Choices, choices... I guess most security program companies offer some sort of free download that's separate from their trial. Some offer more, some less. McAfee has a curious program that will let you know whether the security program you currently have installed (whatever it might be) is behaving properly. It will tell you things like, "CA Security reports that things are peachy keen. But if you want even more protection, you can upgrade to McAfee TOTAL Protection now." Snookums-the-Netbook has one of those programs. So far I have not felt the need to get Toto one.

photo: pittaya

Saturday, August 27, 2011

Happy 2nd Birthday

I missed this baby's second birthday earlier this month. The blog, not the little one in the picture who has long since grown.

Ah, there have been overextended days: writing 1,500 words of paid articles, a day, working elsewhere... It's lighter now. It can be hard, when I haven't blogged in a while to decide what's that one worthy thing that I most want to put up. I frequently have my 'evening nigh reflections' and yet there are times when it is difficult to post. There's something about critical mass. f I post regularly, I don't have this "It needs to be something momentous feeling". But the most important motivator, for me, is the sense of being read. Blog posts can be siphoned off into emails...

But: Moving into this third year with ENR, I have, for the first time, a little digital camera. That makes online writing easier. A couple thousand words a day is feeling less intimidating. Snookums has an external keyboard and needs to be plugged in, but Toto is on the go. There's still a lot of writing to do... too much at times. But this blog is still my baby... grown now to toddlerhood.

Reflections: Beautiful Minds

Beautiful minds? you're thinking. But that's a pair of... feet. Yes, and those are confident feet, many would say. (I'll tie this together in a moment.)

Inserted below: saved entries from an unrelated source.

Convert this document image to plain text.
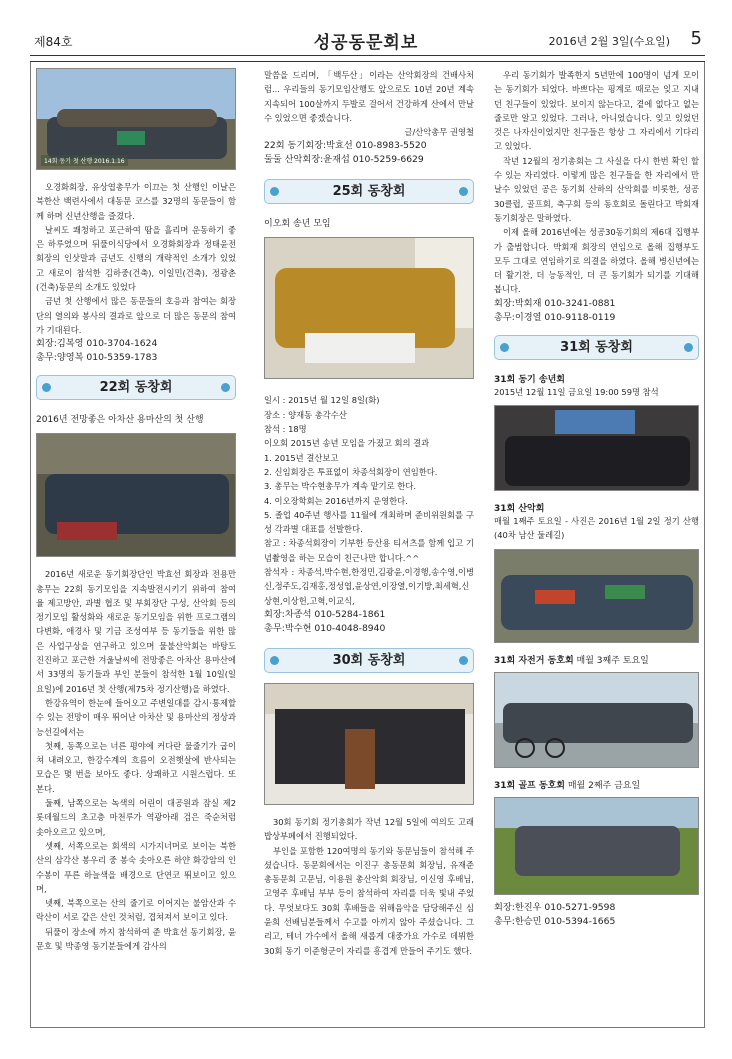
제84호	성공동문회보	2016년 2월 3일(수요일) 5
14회 동기 첫 산행 2016.1.16

오경화회장, 유상엽총무가 이끄는 첫 산행인 이날은 북한산 백련사에서 대동문 코스를 32명의 동문들이 함께 하며 신년산행을 즐겼다.

날씨도 쾌청하고 포근하여 땀을 흘리며 운동하기 좋은 하루였으며 뒤풀이식당에서 오경화회장과 정태윤전회장의 인삿말과 금년도 신행의 개략적인 소개가 있었고 새로이 참석한 김하중(건축), 이일민(건축), 정광춘(건축)동문의 소개도 있었다

금년 첫 산행에서 많은 동문들의 호응과 참여는 회장단의 열의와 봉사의 결과로 앞으로 더 많은 동문의 참여가 기대된다.

회장:김복영 010-3704-1624

총무:양영복 010-5359-1783

22회 동창회

2016년 전망좋은 아차산 용마산의 첫 산행

2016년 새로운 동기회장단인 박효선 회장과 전용만 총무는 22회 동기모임을 지속발전시키기 위하여 참여율 제고방안, 과별 협조 및 부회장단 구성, 산악회 등의 정기모임 활성화와 새로운 동기모임을 위한 프로그램의 다변화, 애경사 및 기금 조성여부 등 동기들을 위한 많은 사업구상을 연구하고 있으며 물불산악회는 바탕도 진진하고 포근한 겨울날씨에 전망좋은 아차산 용마산에서 33명의 동기들과 부인 분들이 참석한 1월 10일(일요일)에 2016년 첫 산행(제75차 정기산행)을 하였다.

한강유역이 한눈에 들어오고 주변일대를 감시·통제할 수 있는 전망이 매우 뛰어난 아차산 및 용마산의 정상과 능선길에서는

첫째, 동쪽으로는 너른 평야에 커다란 물줄기가 굽이쳐 내려오고, 한강수계의 흐름이 오전햇살에 반사되는 모습은 몇 번을 보아도 좋다. 상쾌하고 시원스럽다. 또 본다.

둘째, 남쪽으로는 녹색의 어린이 대공원과 잠실 제2롯데월드의 초고층 마천루가 역광아래 검은 죽순처럼 솟아오르고 있으며,

셋째, 서쪽으로는 회색의 시가지너머로 보이는 북한산의 삼각산 봉우리 중 봉숙 솟아오른 하얀 화강암의 인수봉이 푸른 하늘색을 배경으로 단연코 뛰보이고 있으며,

넷째, 북쪽으로는 산의 줄기로 이어지는 불암산과 수락산이 서로 같은 산인 것처럼, 겹쳐져서 보이고 있다.

뒤풀이 장소에 까지 참석하여 준 박효선 동기회장, 윤문호 및 박종영 동기분들에게 감사의

말씀을 드리며, 「백두산」이라는 산악회장의 건배사처럼... 우리들의 동기모임산행도 앞으로도 10년 20년 계속지속되어 100살까지 두발로 걸어서 건강하게 산에서 만날 수 있었으면 좋겠습니다.

글/산악총무 권영철

22회 동기회장:박효선 010-8983-5520

둘둘 산악회장:윤재섭 010-5259-6629

25회 동창회

이오회 송년 모임

일시 : 2015년 월 12일 8일(화)

장소 : 양재동 총각수산

참석 : 18명

이오회 2015년 송년 모임을 가졌고 회의 결과

1. 2015년 결산보고

2. 신임회장은 투표없이 차종석회장이 연임한다.

3. 총무는 박수현총무가 계속 맡기로 한다.

4. 이오장학회는 2016년까지 운영한다.

5. 졸업 40주년 행사를 11월에 개최하며 준비위원회를 구성 각과별 대표를 선발한다.

참고 : 차종석회장이 기부한 등산용 티셔츠를 함께 입고 기념촬영을 하는 모습이 친근나만 합니다.^^

참석자 : 차종석,박수현,한정민,김광윤,이경행,송수영,이병신,정주도,김재홍,정성엽,윤상연,이장열,이기방,최세혁,신상현,이상헌,고혁,이교식,

회장:차종석 010-5284-1861

총무:박수현 010-4048-8940

30회 동창회

30회 동기회 정기총회가 작년 12월 5일에 여의도 고래밥상부페에서 진행되었다.

부인을 포함한 120여명의 동기와 동문님들이 참석해 주셨습니다. 동문회에서는 이진구 총동문회 회장님, 유재준 총동문회 고문님, 이용원 총산악회 회장님, 이신영 후배님, 고영주 후배님 부부 등이 참석하여 자리를 더욱 빛내 주었다. 무엇보다도 30회 후배들을 위해음악을 담당해주신 심윤희 선배님분들께서 수고를 아끼지 않아 주셨습니다. 그리고, 테너 가수에서 올해 새롭게 대중가요 가수로 데뷔한 30회 동기 이준형군이 자리를 흥겹게 만들어 주기도 했다.

우리 동기회가 발족한지 5년만에 100명이 넘게 모이는 동기회가 되었다. 바쁘다는 핑계로 때로는 잊고 지내던 친구들이 있었다. 보이지 않는다고, 곁에 없다고 없는 줄로만 알고 있었다. 그러나, 아니었습니다. 잊고 있었던 것은 나자신이었지만 친구들은 항상 그 자리에서 기다리고 있었다.

작년 12월의 정기총회는 그 사실을 다시 한번 확인 할 수 있는 자리였다. 이렇게 많은 친구들을 한 자리에서 만날수 있었던 공은 동기회 산하의 산악회를 비롯한, 성공30클럽, 골프회, 축구회 등의 동호회로 돌린다고 박회재 동기회장은 말하였다.

이제 올해 2016년에는 성공30동기회의 제6대 집행부가 출범합니다. 박회재 회장의 연임으로 올해 집행부도 모두 그대로 연임하기로 의결을 하였다. 올해 병신년에는 더 활기찬, 더 능동적인, 더 큰 동기회가 되기를 기대해 봅니다.

회장:박회재 010-3241-0881

총무:이경열 010-9118-0119

31회 동창회

31회 동기 송년회

2015년 12월 11일 금요일 19:00 59명 참석

31회 산악회

매월 1째주 토요일 - 사진은 2016년 1월 2일 정기 산행 (40차 남산 둘레길)

31회 자전거 동호회 매월 3째주 토요일

31회 골프 동호회 매월 2째주 금요일

회장:한진우 010-5271-9598

총무:한승민 010-5394-1665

I'm still doing readings each week on a Blog Talk Radio show, and an interesting theme came up this week. I don't really like the term, erotic capital, but the concept makes sense. There are a mixture of traits that together go a long way to creating interpersonal attractiveness. The host brought up something interesting: He said it really came down to confidence. I would surely agree that the purely physical was only a small part of this nebulous thing, that the charisma and mystique were created more by the things a person did: how they dressed and otherwise 'put themselves together', how they carried themselves, how they interacted. I would surely agree that those things are often associated with confidence. But it doesn't mean they equal confidence.

I'm thinking back to the movie "A Beautiful Mind" which I saw nearly a decade ago. That woman... oh, she had that nebulous thing. The way she blazed into his office -- the fictionalized John Nash's -- when he was an up and coming professor. At first, I didn't like that woman; she seemed shallow. But, oh, did I like her as the movie progressed. I talked on and on about her that evening: the woman who dug both feet into ground when things went crazy.

Is there a biological reason for people for people to be attracted to confidence? I daresay there is. What about associating that blaze with standing one's ground? Ah, perhaps there is. The problem is that a lot of the things on the it list -- the erotic capital list -- have as much to do with polytropism as they do with confidence.